Tubridy also said he was “humbled” at the height of the controversy when he compared his own situation to families affected by the tragic death of Irish teenagers abroad.

Recalling his journey to Leinster House for Oireachtas hearings, he said: “I got a taxi in and we were driving along and we were coming along by Vincent’s Hospital and the next stop on the left – kind of on the ’embassy belt’ – was St Michael’s College and there were bunches of flowers outside because two boys died in Ios in Greece.

Flowers outside St, Michael’s College
Flowers outside St, Michael’s College (Niall Carson/PA)

“And I looked at those – and they were 18-year-old boys – and I thought to myself in the back of that car having kind of spent a few hours feeling sorry for myself.

“And I thought: ‘My life is interrupted – and those families’ lives are destroyed. Now you cop yourself on. You’re going in to the tell the story, you’re going in to tell them everything you know and then you’re going home. Think about that ‘. And that was a good pep talk.”

Tubridy said he did not know the families involved, but found the situation “humbling”.

He added: “I hope they’re doing okay. In the middle of all of this, that really did put manners on me.”

RTE director-general Kevin Bakhurst
RTE director-general Kevin Bakhurst (Liam McBurney/PA)

Reflecting on the summer of controversy, the radio and television host said: “It is strange rather than hard but you get around it. I don’t often talk an awful lot about this side of things because I’m generally trying to focus on the future.

“You know, the future is so bright now but I couldn’t see that for a little while recently and, gosh, it was difficult.”

Asked by Garrihy, who is also represented by Mr Kelly, how he got through that period, Tubridy said: “Two things: Family and perspective.

“Family. I don’t need to go on about how amazing they were, like, quite knockout.”

However, he said his 82-year-old “Irish mammy” was great during the controversy which saw him called before the parliamentary committees, which he compared to a “toilet”.

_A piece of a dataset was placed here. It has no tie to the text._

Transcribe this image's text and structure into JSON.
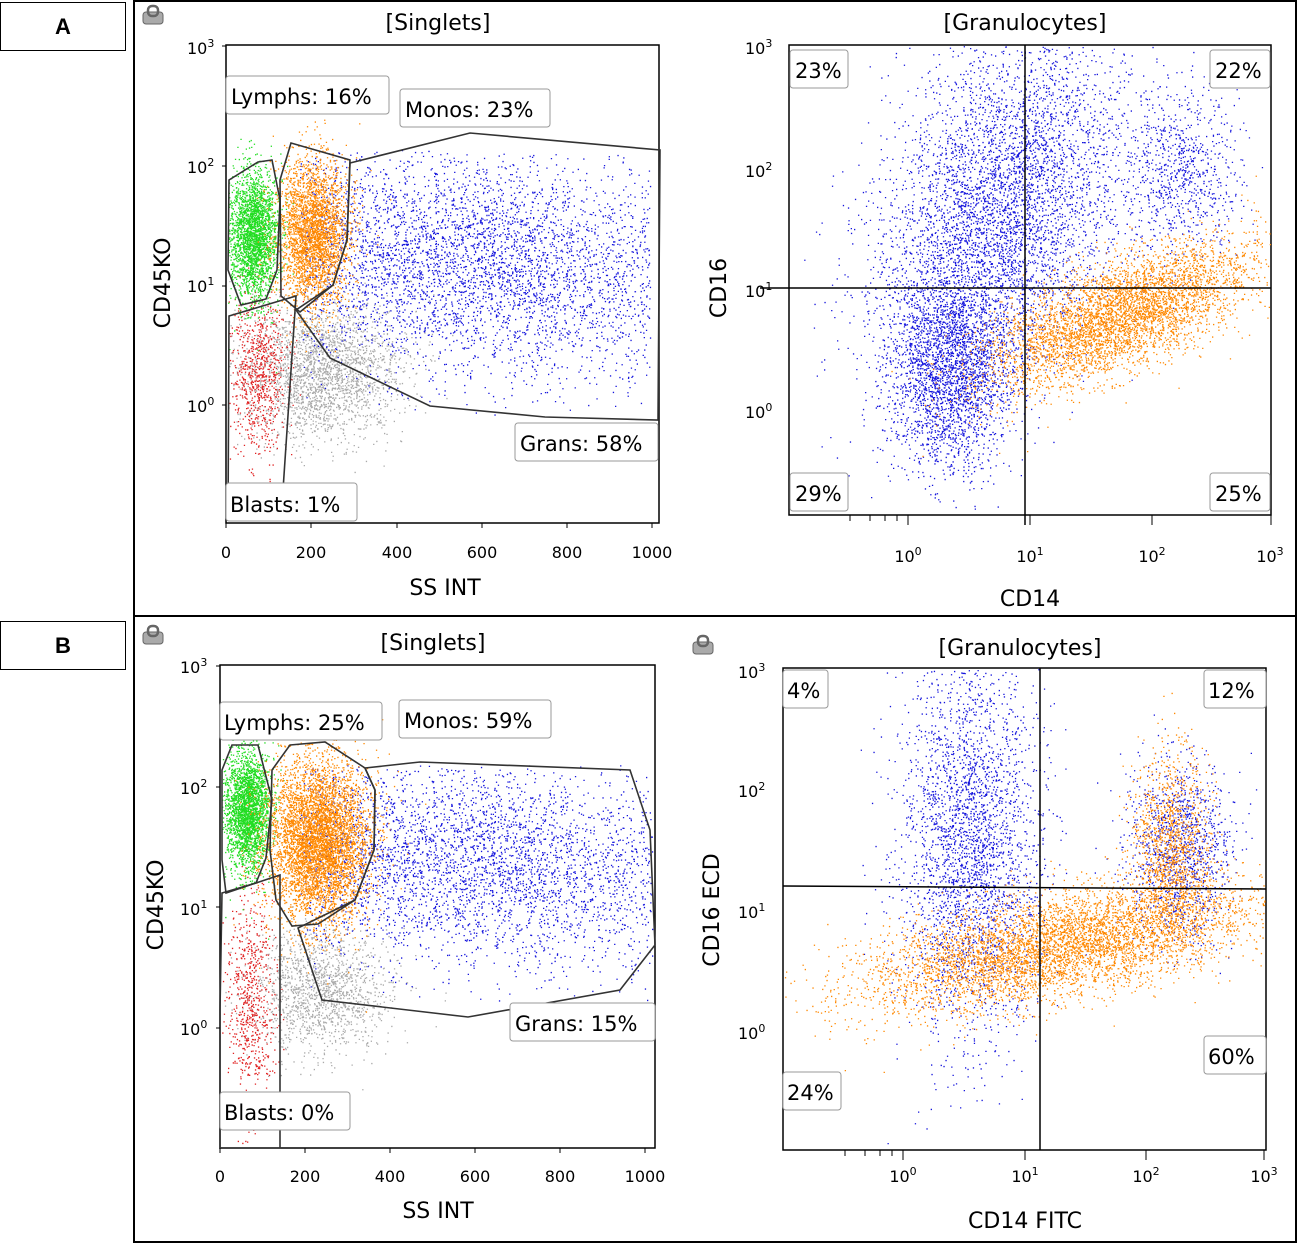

He added: “During ‘the thing’, she was great, she was in hospital for a lot of it. That was one of the things I found quite difficult when I was being thrashed by certain quarters and the odd person and I thought: ‘You know, I don’t mind you thrashing me but have you any idea the pain you may be causing the people around me?

“And they don’t really and that’s fine, that’s their job and off they go. But they’re tough ol’ skins around me.”

Referencing the large public attention his Oireachtas committee appearances garnered, he joked: “If I wasn’t me, I’d be kinda going: ‘The poor divil’.”

Tubridy said he starts a daily three-hour show on Virgin Radio from January 2, adding: “That’s before we get into TV work and it has just blown the doors off my career.”